Tailor your readings to your location and audience.

If you’re busking near a school in the middle of the day, stick to family friendly fare. You can perhaps get a bit grittier if you’re performing near a bar in the evening. If you’re near office buildings, your material can be for adults, but avoid anything really raunchy, gross, or disturbing. Know your likely audience and choose accordingly to avoid offending people.

Stay safe.

Pick your spots well. Choose well-traveled, well-lit areas. If possible, keep a wall at your back so you can see who’s around you. Keep whatever you’re collecting money in close at hand and in view. Bonus if you can convince a friend to come along and keep an eye on your tip jar. Your safety is more important than money, so if you’re ever uncomfortable, don’t hesitate to pack up and move on, or call the police. If you do get robbed, don’t give chase or engage. The money’s not worth it if the robber is armed, crazy, desperate, or all of the above.

Try to make it comfortable.

Your listeners will appreciate a place to sit down. If you can set up near a planter or fountain that offers a place for people to perch, great. Consider places with grass and shade nearby, and maybe lay down a few blankets. If your budget stretches to it, consider buying a couple of folding chairs or stools like tailgaters and campers use. Set them out around your area as seating. And don’t forget some seating for yourself!

Be respectful of others.

If you’ve had your spot for a while and someone else wants it, move along. Similarly, don’t crowd into someone else’s space. Don’t block entrances, crosswalks, or other through-fares. Clean up any trash in your area before you leave. Don’t annoy the people who have to be around you like shopkeepers. Maybe buy a drink or snack from a neighboring mini-mart or restaurant to engender a little goodwill.

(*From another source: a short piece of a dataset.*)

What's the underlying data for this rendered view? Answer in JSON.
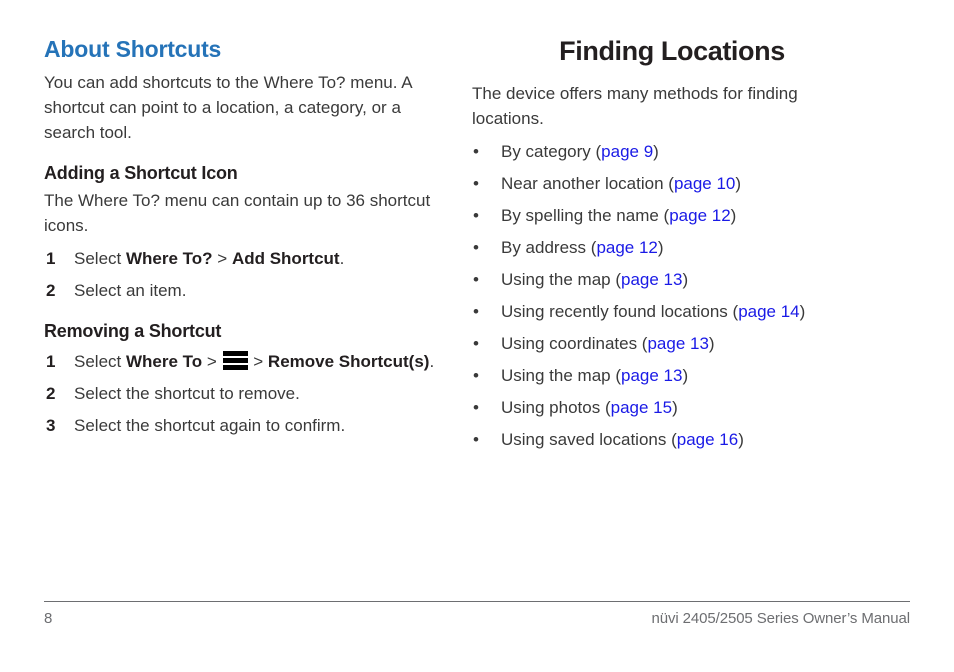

Busking likely isn’t going to net you big money, but it might be a viable side gig, if your jurisdiction allows it. Bonus if you’re a good performer with good stories to tell. Quality stuff is important. No one’s going to listen to crap. If nothing else, it can serve as a fun new marketing tool in your arsenal. It’s a way to get out and meet people without the hassle of a full blown signing at a bookstore. Bonus: You might attract people who rarely set foot in bookstores, but who will sit and listen to a story over lunch.